The lone voice of dissent came from O Rajagopal, the only BJP MLA in the Assembly, who described the resolution as “unconstitutional”.
The Kerala move is significant given that at least seven states, including BJD-ruled Odisha and BJP ally JDU-led Bihar, have declared that they would not implement the Act.
Hours after the Kerala resolution was passed, Union Minister Ravi Shankar Prasad told reporters that Vijayan should “seek better legal advice”. “It is only the Parliament which has got the powers to pass any legislation with regard to citizenship, not any Assembly, including the Kerala Assembly,” Prasad said.
Later, BJP Rajya Sabha MP G V L Narsimha Rao filed a petition with Rajya Sabha Chairman M Venkaiah Naidu seeking to initiate contempt proceedings against Vijayan for stating “that the ‘unconstitutional Bill’ will have no place in Kerala and the state will not implement it”, and asking “people to oppose the CAA”.

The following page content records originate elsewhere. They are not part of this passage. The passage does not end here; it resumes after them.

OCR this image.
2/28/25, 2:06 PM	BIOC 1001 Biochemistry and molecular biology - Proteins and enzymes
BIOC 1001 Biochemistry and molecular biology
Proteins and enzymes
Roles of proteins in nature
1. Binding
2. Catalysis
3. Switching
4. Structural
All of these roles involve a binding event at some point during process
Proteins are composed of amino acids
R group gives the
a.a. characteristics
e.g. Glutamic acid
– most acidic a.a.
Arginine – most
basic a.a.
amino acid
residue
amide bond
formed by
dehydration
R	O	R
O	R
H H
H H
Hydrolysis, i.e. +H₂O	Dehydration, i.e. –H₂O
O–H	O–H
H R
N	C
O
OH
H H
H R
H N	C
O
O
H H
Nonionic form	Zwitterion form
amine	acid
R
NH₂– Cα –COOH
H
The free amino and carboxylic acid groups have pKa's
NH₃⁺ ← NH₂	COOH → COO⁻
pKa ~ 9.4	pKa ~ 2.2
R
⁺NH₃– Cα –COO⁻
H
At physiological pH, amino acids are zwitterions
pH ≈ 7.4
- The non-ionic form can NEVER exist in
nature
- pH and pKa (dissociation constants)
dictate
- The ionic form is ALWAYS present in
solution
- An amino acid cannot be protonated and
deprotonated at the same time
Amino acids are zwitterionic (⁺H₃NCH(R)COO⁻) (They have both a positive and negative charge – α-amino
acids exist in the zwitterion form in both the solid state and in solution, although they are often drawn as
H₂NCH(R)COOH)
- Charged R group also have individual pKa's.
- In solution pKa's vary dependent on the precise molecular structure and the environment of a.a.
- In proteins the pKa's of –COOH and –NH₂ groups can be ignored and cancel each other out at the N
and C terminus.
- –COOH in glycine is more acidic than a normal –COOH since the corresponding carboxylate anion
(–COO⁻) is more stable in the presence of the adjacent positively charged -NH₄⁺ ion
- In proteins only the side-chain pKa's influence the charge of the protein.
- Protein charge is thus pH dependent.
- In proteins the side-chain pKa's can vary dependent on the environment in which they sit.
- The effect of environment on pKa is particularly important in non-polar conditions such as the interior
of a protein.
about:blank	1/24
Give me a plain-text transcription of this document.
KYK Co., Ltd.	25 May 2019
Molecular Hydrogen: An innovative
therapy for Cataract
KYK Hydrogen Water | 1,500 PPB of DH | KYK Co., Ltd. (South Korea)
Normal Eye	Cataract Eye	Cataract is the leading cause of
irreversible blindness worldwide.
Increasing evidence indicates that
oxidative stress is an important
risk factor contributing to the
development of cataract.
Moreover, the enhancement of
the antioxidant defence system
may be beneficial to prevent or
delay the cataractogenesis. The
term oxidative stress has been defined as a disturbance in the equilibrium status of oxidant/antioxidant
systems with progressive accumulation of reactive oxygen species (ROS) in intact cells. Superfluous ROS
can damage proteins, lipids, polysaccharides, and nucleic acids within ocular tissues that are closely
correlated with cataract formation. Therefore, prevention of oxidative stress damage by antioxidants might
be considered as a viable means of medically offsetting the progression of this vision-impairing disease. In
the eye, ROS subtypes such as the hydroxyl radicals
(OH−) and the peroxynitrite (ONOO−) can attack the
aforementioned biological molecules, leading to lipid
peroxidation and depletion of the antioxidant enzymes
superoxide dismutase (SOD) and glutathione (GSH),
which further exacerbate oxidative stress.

Rao sought a discussion on this issue in the next meeting of the Committee of Privileges in Rajya Sabha, of which he is a member, on January 3.
Prasad, meanwhile, said the law is “binding on the entire country” and is “perfectly legal and constitutional”. “The CAA is not related to any Indian Muslim, much less to any Indian citizen. It is only related to six persecuted communities in Pakistan, Afghanistan and Bangladesh, who are being singled out due to their faith,’’ he said.
In the Kerala Assembly earlier, while presenting the resolution, Vijayan said any law that is being framed without considering the secularism of the country, and its religious and linguistic diversities, would have “far-reaching consequences”.
He said the country’s secular nature would be lost “if certain religious segments are curbed or certain other sections are given better considerations for citizenship”.
“If unity in diversity, a value which we have upheld, is lost, such a situation would lead to the collapse of the country… We should not forget that the values being put forward by the Constitution are essential for the existence of the country,’’ he said.
“We should realise that matters, including the Citizenship Amendment Act, are part of a larger agenda in the country. It is clear when we examine the (legislations) this government has implemented… the moves against the Muslim community… a law was brought that made triple talaq a criminal offence… when 13 Indian states have special laws, Article 370, which gave special status to Jammu and Kashmir, was lifted. Such an approach was adopted for a Muslim-majority state,’’ he said.
“When protests have been going on against the CAA, the same government gave Inner Line Permit powers to Tripura, Arunachal Pradesh and Manipur. People from other states have to get special permission if they have to go to these states. In short, this government has been pursuing a method, which gave powers to states with religious discrimination as a basis. Such policies have been evolved as part of an agenda. The BJP is not an ordinary political party. It is being led by the RSS,’’ Vijayan said.
“The agenda of the Sangh Parivar is to declare most citizens in the country as second-rate citizens. It is that agenda that has come to the fore in the citizenship issue. If that is not opposed, such agendas will emerge one after another in our society,’’ he said.
The Chief Minister said that in the past, when the issue of citizenship came up, there were no protests as the amendments were not part of any agenda. “The Citizenship Act came into being in 1955 after imbibing the themes put forward by the Constitution. There had been amendments to the Act later. But such amendments did not lean toward religious discrimination or infringe upon fundamental rights,’’ he said.
The Chief Minister reiterated that the people of Kerala “need not worry” about the Act, and that there was no plan to start detention centres in the state for lodging those stripped of citizenship.
In his address, Opposition leader Chennithala referred to the National Population Register (NPR). “The questionnaire in the national population registry is frightening. This is a way to the National Register of Citizens. It should be opposed strongly. Without the support of the state government, the Centre cannot go ahead with the census procedure. Hence, the state should withdraw from the Census,” he said.
BJP MLA Rajagopal said: “The resolution was moved in the Assembly with a narrow political interest. The Assembly has no power to challenge or oppose a legislation passed by the both Houses of the Parliament.”